The team claims that by using an electric pulse, the metal organic molecule can be switched reliably between a conductive, magnetic state and a low conductive, non magnetic state.
"The superparamagnetic effect prevents smaller bit sizes from being reached in a hard disk," explained Toshio Miyamachi, researcher at the Centre for Functional Nanostructures of Karlsruhe Institute of Technology (KIT). "We chose another approach and placed a single magnetic iron atom in the centre of an organic molecule consisting of 51 atoms. The organic shell protects the information stored in the central atom."
This type of memory based on 'spin crossover molecules' apparently has the advantage of the writing process being purely electric.
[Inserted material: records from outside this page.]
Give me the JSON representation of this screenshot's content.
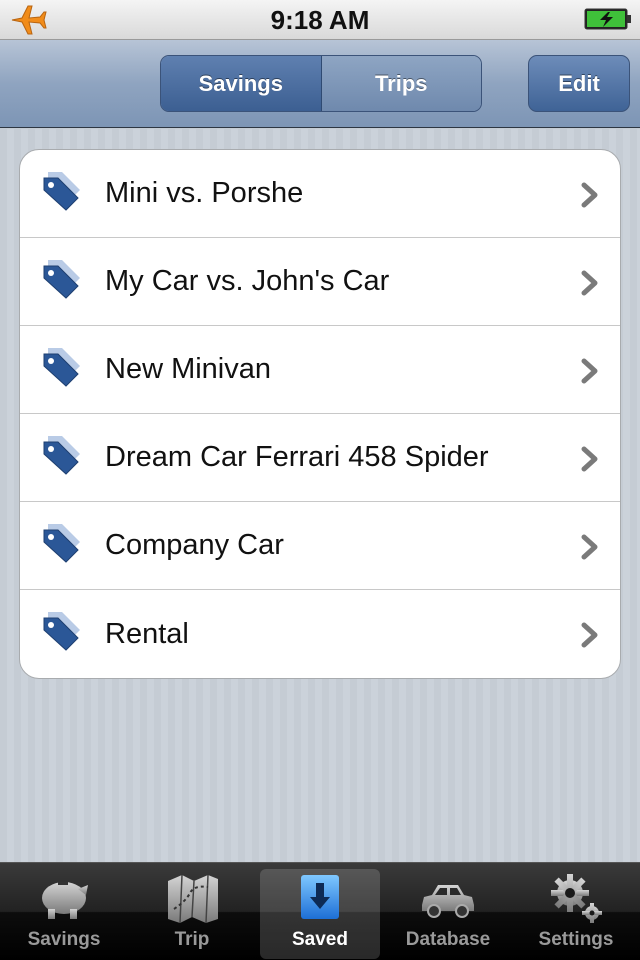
{
  "status_bar": {
    "time": "9:18 AM",
    "icons": [
      "airplane-mode-icon",
      "battery-charging-icon"
    ]
  },
  "nav_bar": {
    "segments": [
      {
        "label": "Savings",
        "selected": true
      },
      {
        "label": "Trips",
        "selected": false
      }
    ],
    "edit_label": "Edit"
  },
  "list": {
    "icon": "price-tag-icon",
    "accent_color": "#2b5797",
    "items": [
      {
        "label": "Mini vs. Porshe"
      },
      {
        "label": "My Car vs. John's Car"
      },
      {
        "label": "New Minivan"
      },
      {
        "label": "Dream Car Ferrari 458 Spider"
      },
      {
        "label": "Company Car"
      },
      {
        "label": "Rental"
      }
    ]
  },
  "tab_bar": {
    "tabs": [
      {
        "label": "Savings",
        "icon": "piggy-bank-icon",
        "selected": false
      },
      {
        "label": "Trip",
        "icon": "map-icon",
        "selected": false
      },
      {
        "label": "Saved",
        "icon": "download-icon",
        "selected": true
      },
      {
        "label": "Database",
        "icon": "car-icon",
        "selected": false
      },
      {
        "label": "Settings",
        "icon": "gear-icon",
        "selected": false
      }
    ]
  }
}
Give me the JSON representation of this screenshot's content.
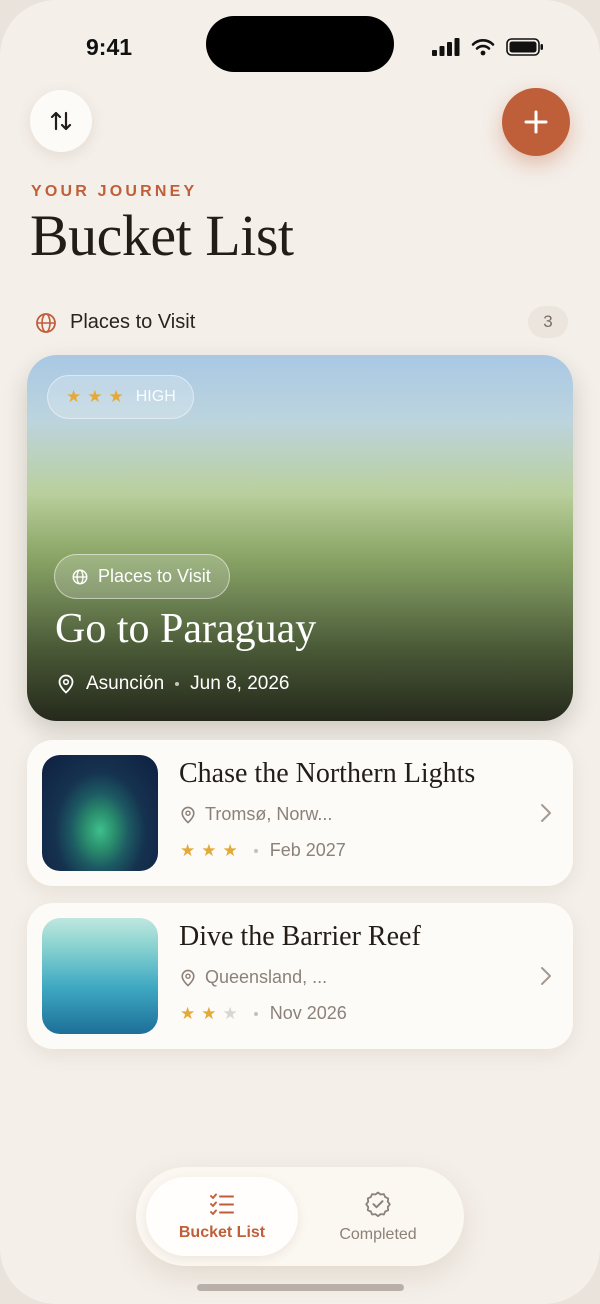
{
  "status": {
    "time": "9:41"
  },
  "header": {
    "eyebrow": "YOUR JOURNEY",
    "title": "Bucket List",
    "sort_icon": "sort-arrows-icon",
    "add_icon": "plus-icon"
  },
  "section": {
    "label": "Places to Visit",
    "count": "3",
    "icon": "globe-icon"
  },
  "featured": {
    "priority": "HIGH",
    "stars": 3,
    "category": "Places to Visit",
    "title": "Go to Paraguay",
    "location": "Asunción",
    "date": "Jun 8, 2026"
  },
  "items": [
    {
      "title": "Chase the Northern Lights",
      "location": "Tromsø, Norw...",
      "stars": 3,
      "date": "Feb 2027"
    },
    {
      "title": "Dive the Barrier Reef",
      "location": "Queensland, ...",
      "stars": 2,
      "date": "Nov 2026"
    }
  ],
  "nav": {
    "tabs": [
      {
        "label": "Bucket List",
        "icon": "checklist-icon",
        "active": true
      },
      {
        "label": "Completed",
        "icon": "verified-badge-icon",
        "active": false
      }
    ]
  },
  "colors": {
    "accent": "#bf5f3a",
    "background": "#f4efe9",
    "star": "#e3aa3a"
  }
}
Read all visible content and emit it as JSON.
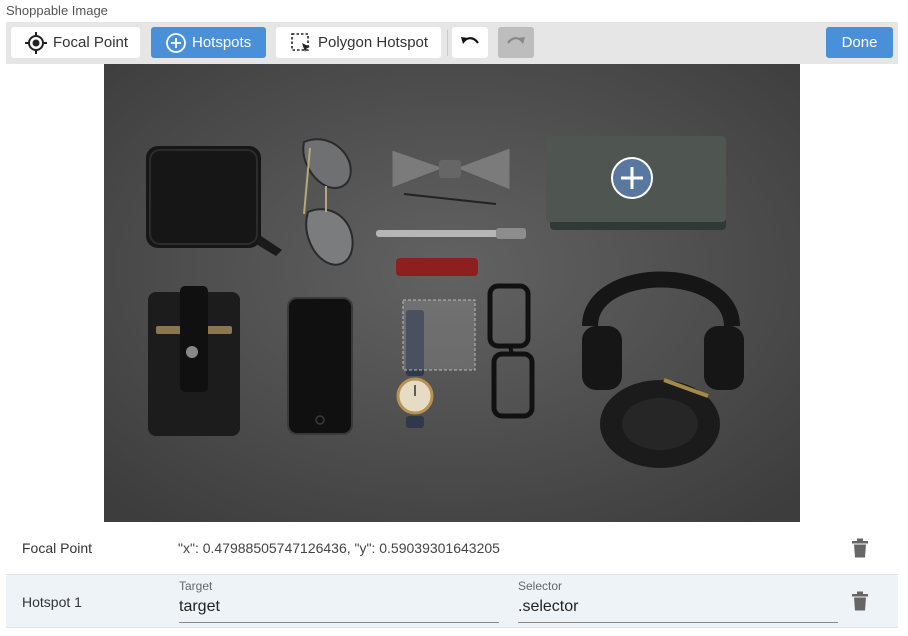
{
  "app": {
    "title": "Shoppable Image"
  },
  "toolbar": {
    "focal_point_label": "Focal Point",
    "hotspots_label": "Hotspots",
    "polygon_hotspot_label": "Polygon Hotspot",
    "done_label": "Done",
    "active_tool": "Hotspots",
    "undo_icon": "undo-icon",
    "redo_icon": "redo-icon",
    "accent_color": "#4a90d9"
  },
  "image": {
    "description_icon": "flat-lay-accessories-photo",
    "hotspot_marker_icon": "plus-circle-icon"
  },
  "focal_point": {
    "label": "Focal Point",
    "value": "\"x\": 0.47988505747126436, \"y\": 0.59039301643205"
  },
  "hotspots": [
    {
      "label": "Hotspot 1",
      "target_label": "Target",
      "target_value": "target",
      "selector_label": "Selector",
      "selector_value": ".selector"
    }
  ]
}
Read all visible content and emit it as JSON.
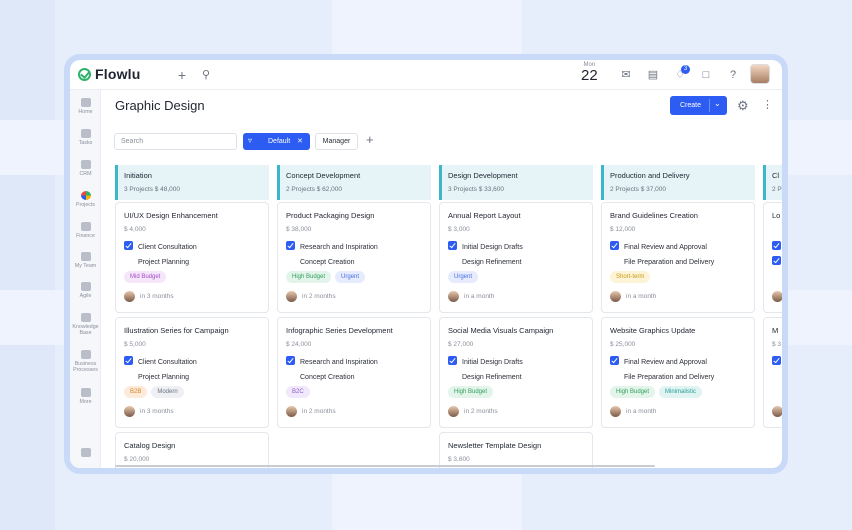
{
  "app": {
    "name": "Flowlu"
  },
  "topbar": {
    "month": "Mon",
    "day": "22",
    "notification_count": "3"
  },
  "sidebar": [
    {
      "label": "Home",
      "icon": "home-icon"
    },
    {
      "label": "Tasks",
      "icon": "tasks-icon"
    },
    {
      "label": "CRM",
      "icon": "crm-icon"
    },
    {
      "label": "Projects",
      "icon": "projects-icon",
      "active": true
    },
    {
      "label": "Finance",
      "icon": "finance-icon"
    },
    {
      "label": "My Team",
      "icon": "team-icon"
    },
    {
      "label": "Agile",
      "icon": "agile-icon"
    },
    {
      "label": "Knowledge Base",
      "icon": "knowledge-base-icon"
    },
    {
      "label": "Business Processes",
      "icon": "business-processes-icon"
    },
    {
      "label": "More",
      "icon": "more-icon"
    }
  ],
  "header": {
    "title": "Graphic Design",
    "create_label": "Create"
  },
  "filters": {
    "search_placeholder": "Search",
    "default_label": "Default",
    "manager_label": "Manager"
  },
  "columns": [
    {
      "title": "Initiation",
      "summary": "3 Projects  $ 48,000",
      "cards": [
        {
          "title": "UI/UX Design Enhancement",
          "amount": "$ 4,000",
          "tasks": [
            {
              "label": "Client Consultation",
              "done": true
            },
            {
              "label": "Project Planning",
              "done": false
            }
          ],
          "tags": [
            {
              "label": "Mid Budget",
              "bg": "#f6e6fb",
              "fg": "#a24cc4"
            }
          ],
          "when": "in 3 months"
        },
        {
          "title": "Illustration Series for Campaign",
          "amount": "$ 5,000",
          "tasks": [
            {
              "label": "Client Consultation",
              "done": true
            },
            {
              "label": "Project Planning",
              "done": false
            }
          ],
          "tags": [
            {
              "label": "B2B",
              "bg": "#fdebd9",
              "fg": "#d9822b"
            },
            {
              "label": "Modern",
              "bg": "#eef0f3",
              "fg": "#6b7280"
            }
          ],
          "when": "in 3 months"
        },
        {
          "title": "Catalog Design",
          "amount": "$ 20,000"
        }
      ]
    },
    {
      "title": "Concept Development",
      "summary": "2 Projects  $ 62,000",
      "cards": [
        {
          "title": "Product Packaging Design",
          "amount": "$ 38,000",
          "tasks": [
            {
              "label": "Research and Inspiration",
              "done": true
            },
            {
              "label": "Concept Creation",
              "done": false
            }
          ],
          "tags": [
            {
              "label": "High Budget",
              "bg": "#e3f5ea",
              "fg": "#2f9e5b"
            },
            {
              "label": "Urgent",
              "bg": "#e6ecfd",
              "fg": "#4a6ee0"
            }
          ],
          "when": "in 2 months"
        },
        {
          "title": "Infographic Series Development",
          "amount": "$ 24,000",
          "tasks": [
            {
              "label": "Research and Inspiration",
              "done": true
            },
            {
              "label": "Concept Creation",
              "done": false
            }
          ],
          "tags": [
            {
              "label": "B2C",
              "bg": "#f1e8fb",
              "fg": "#8b5cc4"
            }
          ],
          "when": "in 2 months"
        }
      ]
    },
    {
      "title": "Design Development",
      "summary": "3 Projects  $ 33,600",
      "cards": [
        {
          "title": "Annual Report Layout",
          "amount": "$ 3,000",
          "tasks": [
            {
              "label": "Initial Design Drafts",
              "done": true
            },
            {
              "label": "Design Refinement",
              "done": false
            }
          ],
          "tags": [
            {
              "label": "Urgent",
              "bg": "#e6ecfd",
              "fg": "#4a6ee0"
            }
          ],
          "when": "in a month"
        },
        {
          "title": "Social Media Visuals Campaign",
          "amount": "$ 27,000",
          "tasks": [
            {
              "label": "Initial Design Drafts",
              "done": true
            },
            {
              "label": "Design Refinement",
              "done": false
            }
          ],
          "tags": [
            {
              "label": "High Budget",
              "bg": "#e3f5ea",
              "fg": "#2f9e5b"
            }
          ],
          "when": "in 2 months"
        },
        {
          "title": "Newsletter Template Design",
          "amount": "$ 3,600"
        }
      ]
    },
    {
      "title": "Production and Delivery",
      "summary": "2 Projects  $ 37,000",
      "cards": [
        {
          "title": "Brand Guidelines Creation",
          "amount": "$ 12,000",
          "tasks": [
            {
              "label": "Final Review and Approval",
              "done": true
            },
            {
              "label": "File Preparation and Delivery",
              "done": false
            }
          ],
          "tags": [
            {
              "label": "Short-term",
              "bg": "#fdf3d6",
              "fg": "#c99a12"
            }
          ],
          "when": "in a month"
        },
        {
          "title": "Website Graphics Update",
          "amount": "$ 25,000",
          "tasks": [
            {
              "label": "Final Review and Approval",
              "done": true
            },
            {
              "label": "File Preparation and Delivery",
              "done": false
            }
          ],
          "tags": [
            {
              "label": "High Budget",
              "bg": "#e3f5ea",
              "fg": "#2f9e5b"
            },
            {
              "label": "Minimalistic",
              "bg": "#dff4f3",
              "fg": "#2a9d96"
            }
          ],
          "when": "in a month"
        }
      ]
    },
    {
      "title": "Cl",
      "summary": "2 P",
      "cards": [
        {
          "title": "Lo",
          "amount": "",
          "tasks": [
            {
              "label": "",
              "done": true
            },
            {
              "label": "",
              "done": true
            }
          ],
          "tags": [],
          "when": ""
        },
        {
          "title": "M",
          "amount": "$ 3",
          "tasks": [
            {
              "label": "",
              "done": true
            }
          ],
          "tags": [],
          "when": ""
        }
      ]
    }
  ]
}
"Using a scanning tunnelling microscope, we applied defined electricity pulses to the nanometre sized molecule," added Wulf Wulfhe-kel, head of the research group at KIT's Physikalisches Institut. "This reproducibly changes not only the magnetic state of the iron, but also the electric properties of the molecule."
The two magnetic configurations lead to varying levels of conductance, meaning the magnetic state of the molecule can be determined with a simple resistance measurement.
The researchers say the study shows the feasibility and advantages of memories consisting of spin crossover molecules. They believe that the combination of these memristive and spontronic properties in a single molecule could open up an entirely new field of research.